夏の選手権には出場できなかったが、翌1982年春の大会に戻ってきたPL学園は、1929年と30年の第一神港商業高校以来の史上2校目となる春連覇を達成する。これ以降2017年春のセンバツ終了までに、春連覇を達成した高校は存在しない。
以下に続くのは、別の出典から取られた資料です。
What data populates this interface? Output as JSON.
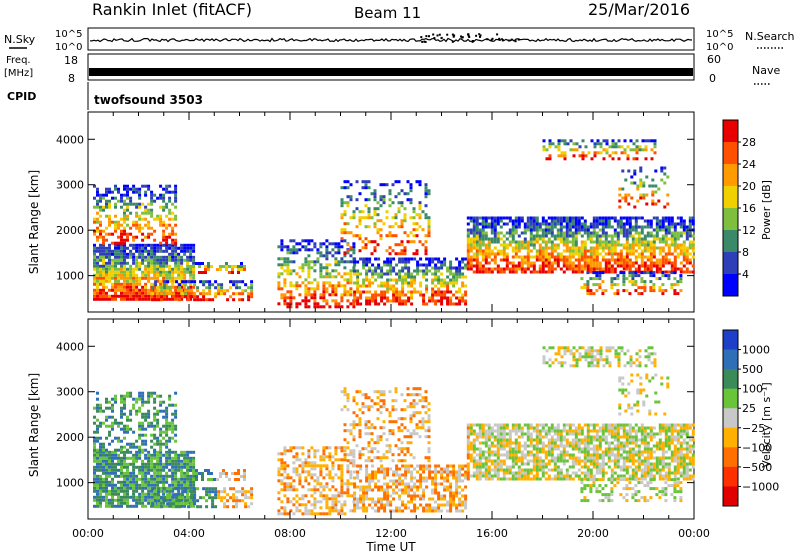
{
  "header": {
    "station": "Rankin Inlet (fitACF)",
    "beam": "Beam 11",
    "date": "25/Mar/2016"
  },
  "top_panels": {
    "nsky_label": "N.Sky",
    "nsky_ticks": [
      "10^5",
      "10^0"
    ],
    "nsearch_label": "N.Search",
    "freq_label": "Freq.",
    "freq_unit": "[MHz]",
    "freq_ticks": [
      "18",
      "8"
    ],
    "nave_ticks": [
      "60",
      "0"
    ],
    "nave_label": "Nave",
    "cpid_label": "CPID",
    "cpid_value": "twofsound 3503"
  },
  "chart_data": [
    {
      "type": "heatmap",
      "panel": "power",
      "xlabel": "",
      "ylabel": "Slant Range [km]",
      "x_ticks": [
        "00:00",
        "04:00",
        "08:00",
        "12:00",
        "16:00",
        "20:00",
        "00:00"
      ],
      "xlim_hours": [
        0,
        24
      ],
      "ylim": [
        200,
        4600
      ],
      "y_ticks": [
        1000,
        2000,
        3000,
        4000
      ],
      "colorbar": {
        "label": "Power [dB]",
        "ticks": [
          "4",
          "8",
          "12",
          "16",
          "20",
          "24",
          "28"
        ],
        "colors": [
          "#0000ff",
          "#2f3fb8",
          "#3a8a6a",
          "#7fbf3f",
          "#f0d000",
          "#ff9a00",
          "#ff5000",
          "#e80000"
        ]
      }
    },
    {
      "type": "heatmap",
      "panel": "velocity",
      "xlabel": "Time UT",
      "ylabel": "Slant Range [km]",
      "x_ticks": [
        "00:00",
        "04:00",
        "08:00",
        "12:00",
        "16:00",
        "20:00",
        "00:00"
      ],
      "xlim_hours": [
        0,
        24
      ],
      "ylim": [
        200,
        4600
      ],
      "y_ticks": [
        1000,
        2000,
        3000,
        4000
      ],
      "colorbar": {
        "label": "Velocity [m s⁻¹]",
        "ticks": [
          "1000",
          "500",
          "100",
          "25",
          "−25",
          "−100",
          "−500",
          "−1000"
        ],
        "colors": [
          "#1e3fc8",
          "#2f6fb8",
          "#3a8a5a",
          "#6ac43a",
          "#c8c8c8",
          "#ffb000",
          "#ff7000",
          "#ff3000",
          "#e00000"
        ]
      }
    }
  ]
}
春連覇を達成した翌年(1983年)、夏の選手権でPL学園は2度目の優勝を果たす。この大会に高校野球史に大きな足跡を残す「KKコンビ」こと清原選手、桑田選手が1年生として初めて姿を現した。翌1984年は春夏ともに準優勝、2人が3年生になった1985年の春のセンバツはベスト4。優勝まで手が届かなかったものの、まさに「最強チーム」だった。
KKコンビにとって最後の夏となる1985年夏の選手権で2年ぶりの優勝。清原選手は史上最多となる甲子園通算13本塁打、桑田選手は甲子園通算20勝3敗という圧倒的な成績を残した2人は、有終の美を飾りプロ野球の世界へとそれぞれ羽ばたいていく。

史上4校目の春夏連覇

KKコンビ卒業後もPL学園の黄金時代は続き、絶頂期は2人の卒業から2年後の1987年だった。野村選手、立浪選手、橋本清選手(元巨人)、片岡篤史選手(元阪神他)、1学年下に宮本選手を擁し史上4校目の春夏連覇を達成。「PL学園の強さはいつまで続くのか?」といった声が聞こえる程の黄金時代を築き上げた。
しかし、この1987年夏の選手権優勝が最後の栄冠となってしまう。
以降も多くのプロ野球選手を輩出しベスト4までは進出するものの決勝への進出はなく、徐々に甲子園の舞台へ出場することも減っていく。2009年夏選手権の2回戦で、県立岐阜商業高校に3-6で敗戦。これが、甲子園における最後の試合となった。

最後の夏

2016年夏の選手権大阪府大会(甲子園予選)2回戦(初戦)が7月15日に行われた。翌年(2017年)からは活動停止が決まっており、PL学園にとって最後の甲子園予選となったこの大会の初戦相手、は東大阪大柏原高校だった。
初回に2点を奪うもすぐさま逆転され2-5と3点ビハインドのまま試合は中盤へ。6回、7回に2点ずつ奪い6-5と逆転に成功するも7回、8回に1点ずつ失い、6-7で逆転負け。PL学園最後の夏は初戦で終わってしまった。この試合が最後となるかもしれないということもあり、宮本選手らが応援に駆けつけ手声援を送っていたが届かず。PL学園の歴史が終わった瞬間でもあった。
甲子園で数々の記録を生み出し、多くの有名プロ野球選手を輩出してきたPL学園。部員募集再開の日が来るのを待ち続けたい。